Product of Quality Assessment

  1. An estimate of quality for that feature at that time.
  2. Preferably a confidence factor for that estimate.

Brainstorming

In this section, thoughts on how we should best do this can be gathered. Create a sub-section with your name(s) and add thoughts to that.

Geo & Juan (meeting)

Sources

The first thing we did was try to enumerate the various sources we could poll to find out quality. We also gave a rating on those sources based on whether they were:

  • Easy or Medium to gather from.
    • Easy means can be automated or otherwise gathered quickly
    • Medium means must be parsed with human intervention

and...

  • represented Discrete or Fuzzy data
    • Discrete means clear and probably numeric
    • Fuzzy means it requires interpretation

That gave us something like this:

Quality Sources
Source Difficulty Clarity Notes
Bugzilla E/M D feature-specific stats require whiteboarding (M), release stats don't (E)
QA owner experiences E F Feeling from usage/testing/etc.
Dev owner opinion E F Easy assumes good rapport
Other internal opinions E/M F Ease depends on how many you gather and how
Crash Stats M D Very clear data, but must be triaged for relevance
Changelog entries M D Mostly for measuring confidence, more churn == less confidence.
Input M F Requires fair amount of effort to understand trends
Litmus results M F Results must be triaged
Community posts to lists, etc. M F Not very reliable unless we ask
SUMO experience M F Easy to get, but must be triaged for relevance

Assessment Conclusions

Our early conclusions from that survey is that a split strategy may be the most appropriate:

Continuous numeric stats of the discrete quality sources
  • Bugzilla stats
    • Bug velocity (opened vs. closed)
    • # of open bugs
  • Crash stats
    • # of relevant crashes

All of these still require some degree of human intervention. Crash stats require triage, and Bugzilla requires active maintenance for proper classification of bugs via whiteboarding and/or components if they're to be broken down per-feature.

Still, these are the sources that provide numbers. Rather than rolling into "one true index," simply displaying these numbers separately with a frequent update cycle will communicate huge amounts of information.

Note that crash stats may not really be a per-feature thing, and may be more relevant for the release quality as a whole. Also, if Bugzilla stats aren't broken down by feature, the process can be completely automated with minimal intervention.

A low/medium/high value reported by the QA feature owner after considering the discrete and fuzzy sources.
  • Scores above
  • QA owner experiences
  • Dev owner opinion
  • Other internal opinions
  • Input
  • Litmus
  • Community posts
  • SUMO

The QA owner generally has a very good idea what the quality of their feature is. The challenge here is backing up that opinion externally and making sure it's well-informed.

By creating a checklist of standard sources to query and requesting brief documentation of the results of doing that, periodic reports can be made that are very defensible. These could be done on a regular basis (e.g. weekly), or done as needed with a deadline several days before any given release.

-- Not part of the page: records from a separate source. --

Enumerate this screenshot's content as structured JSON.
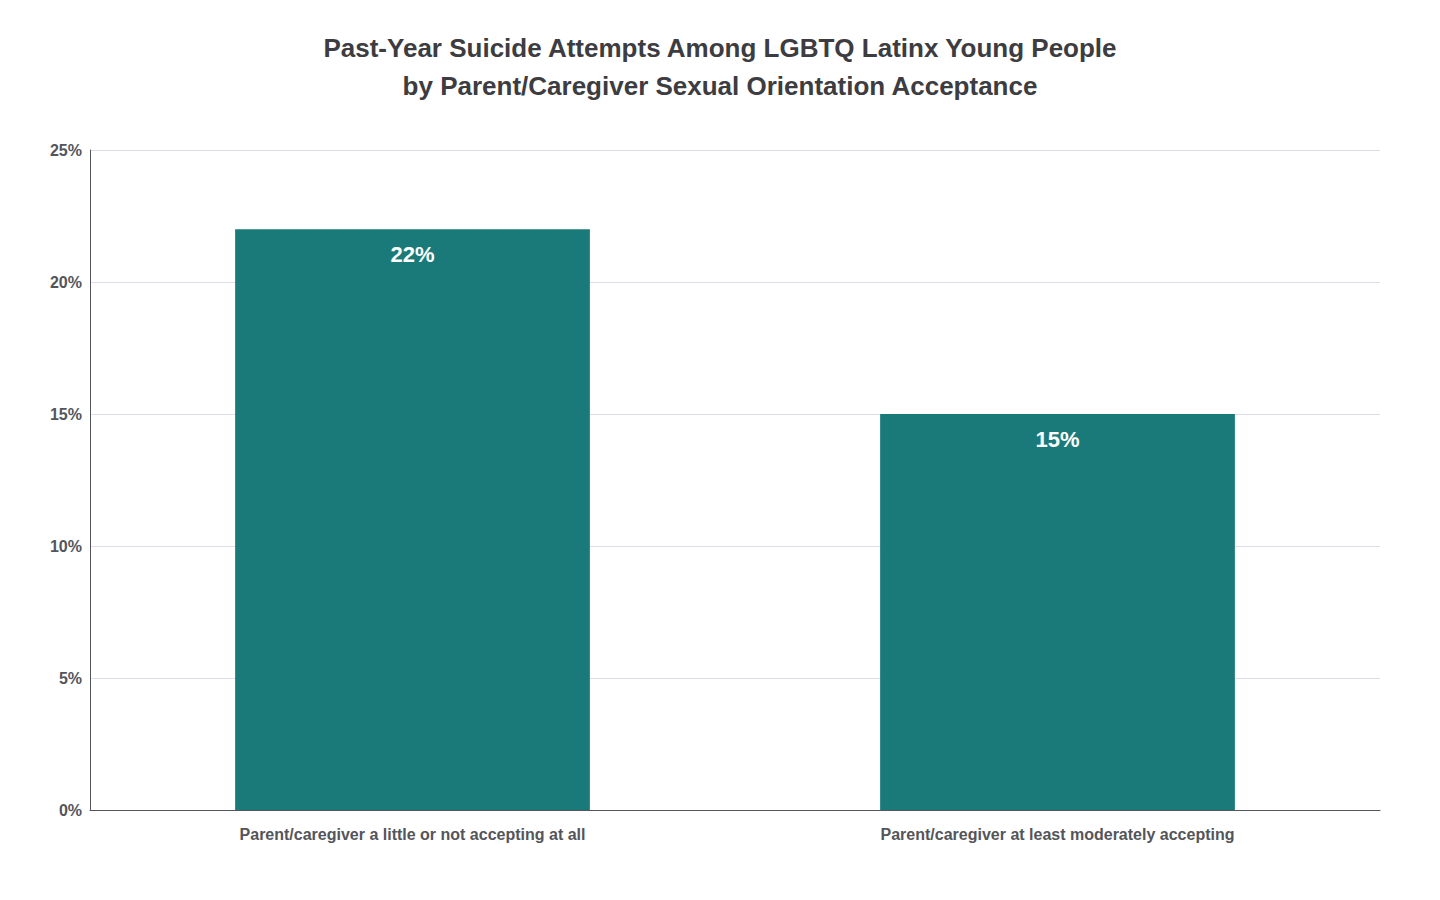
{
  "chart_data": {
    "type": "bar",
    "title": "Past-Year Suicide Attempts Among LGBTQ Latinx Young People\nby Parent/Caregiver Sexual Orientation Acceptance",
    "categories": [
      "Parent/caregiver a little or not accepting at all",
      "Parent/caregiver at least moderately accepting"
    ],
    "values": [
      22,
      15
    ],
    "value_labels": [
      "22%",
      "15%"
    ],
    "data_labels": true,
    "color": "#1a7a7a",
    "ylim": [
      0,
      25
    ],
    "yticks": [
      {
        "value": 0,
        "label": "0%"
      },
      {
        "value": 5,
        "label": "5%"
      },
      {
        "value": 10,
        "label": "10%"
      },
      {
        "value": 15,
        "label": "15%"
      },
      {
        "value": 20,
        "label": "20%"
      },
      {
        "value": 25,
        "label": "25%"
      }
    ],
    "grid": true
  }
}
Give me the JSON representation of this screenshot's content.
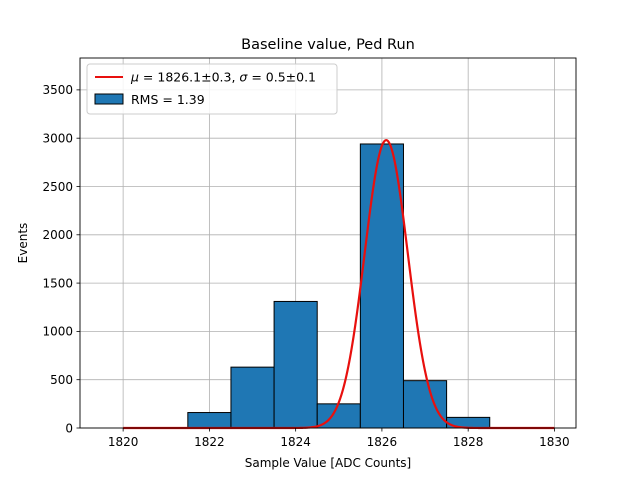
{
  "chart_data": {
    "type": "bar",
    "title": "Baseline value, Ped Run",
    "xlabel": "Sample Value [ADC Counts]",
    "ylabel": "Events",
    "xlim": [
      1819,
      1830.5
    ],
    "ylim": [
      0,
      3830
    ],
    "x_ticks": [
      1820,
      1822,
      1824,
      1826,
      1828,
      1830
    ],
    "y_ticks": [
      0,
      500,
      1000,
      1500,
      2000,
      2500,
      3000,
      3500
    ],
    "grid": true,
    "legend_position": "top-left",
    "histogram": {
      "name": "RMS = 1.39",
      "color": "#1f77b4",
      "edge_color": "#000000",
      "bins": [
        {
          "x0": 1819.5,
          "x1": 1820.5,
          "count": 0
        },
        {
          "x0": 1820.5,
          "x1": 1821.5,
          "count": 0
        },
        {
          "x0": 1821.5,
          "x1": 1822.5,
          "count": 160
        },
        {
          "x0": 1822.5,
          "x1": 1823.5,
          "count": 630
        },
        {
          "x0": 1823.5,
          "x1": 1824.5,
          "count": 1310
        },
        {
          "x0": 1824.5,
          "x1": 1825.5,
          "count": 250
        },
        {
          "x0": 1825.5,
          "x1": 1826.5,
          "count": 2940
        },
        {
          "x0": 1826.5,
          "x1": 1827.5,
          "count": 490
        },
        {
          "x0": 1827.5,
          "x1": 1828.5,
          "count": 110
        },
        {
          "x0": 1828.5,
          "x1": 1829.5,
          "count": 0
        }
      ]
    },
    "fit": {
      "legend_mu": "μ",
      "legend_rest": " = 1826.1±0.3, ",
      "legend_sigma": "σ",
      "legend_tail": " = 0.5±0.1",
      "color": "#e8100e",
      "function": "gaussian",
      "mu": 1826.1,
      "sigma": 0.5,
      "amplitude": 2980,
      "x_range": [
        1820,
        1830
      ]
    }
  }
}
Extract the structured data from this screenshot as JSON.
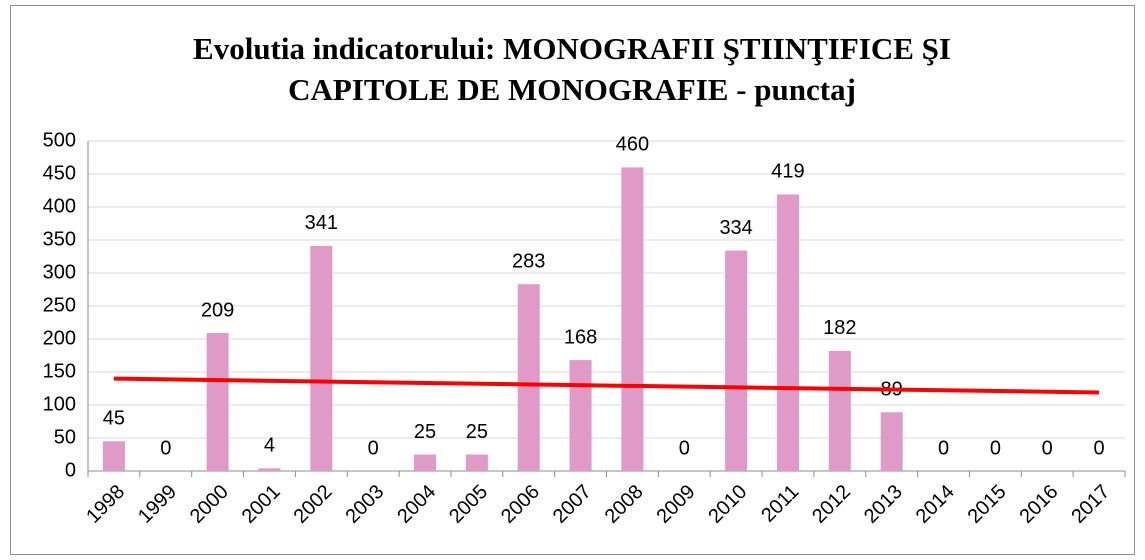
{
  "chart_data": {
    "type": "bar",
    "title": [
      "Evolutia indicatorului: MONOGRAFII ŞTIINŢIFICE ŞI",
      "CAPITOLE DE MONOGRAFIE - punctaj"
    ],
    "categories": [
      "1998",
      "1999",
      "2000",
      "2001",
      "2002",
      "2003",
      "2004",
      "2005",
      "2006",
      "2007",
      "2008",
      "2009",
      "2010",
      "2011",
      "2012",
      "2013",
      "2014",
      "2015",
      "2016",
      "2017"
    ],
    "values": [
      45,
      0,
      209,
      4,
      341,
      0,
      25,
      25,
      283,
      168,
      460,
      0,
      334,
      419,
      182,
      89,
      0,
      0,
      0,
      0
    ],
    "color": "#df9ac8",
    "trendline": {
      "start": 140,
      "end": 119,
      "color": "#ff0000"
    },
    "ylim": [
      0,
      500
    ],
    "yticks": [
      0,
      50,
      100,
      150,
      200,
      250,
      300,
      350,
      400,
      450,
      500
    ],
    "grid": true
  }
}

The feature-by-feature conclusions can be rolled into a colored matrix for easy review of a given release.

Confidence Conclusions

In addition, a confidence factor was discussed. The primary elements of confidence we identified are:

  • Number of recent changes to feature, especially since assessment (churn)
  • Flux in the quality assessments themselves (consistency)
  • How many sources could be queried for the report (diligence)

We could attempt to express this as a rolled-up stat. However, as this is also fuzzy, it may be simpler to keep it at "high, medium, low," with documentation of the factors above.

Other Conclusions

We also discussed which features need this level of treatment. Initial thoughts were that legacy features with no recent changes may not require this degree of diligence.

Confining this process to "hot" features will make it very achievable, albeit with the risk that something will be missed due to a misunderstanding of dependencies.

With that in mind, it was raised that an automated process for scraping the changelogs and highlighting which features are touched would be very useful. Depending on the granularity of that mapping, this could either be very achievable or very high maintenance, so would need to be considered carefully for cost vs. benefit.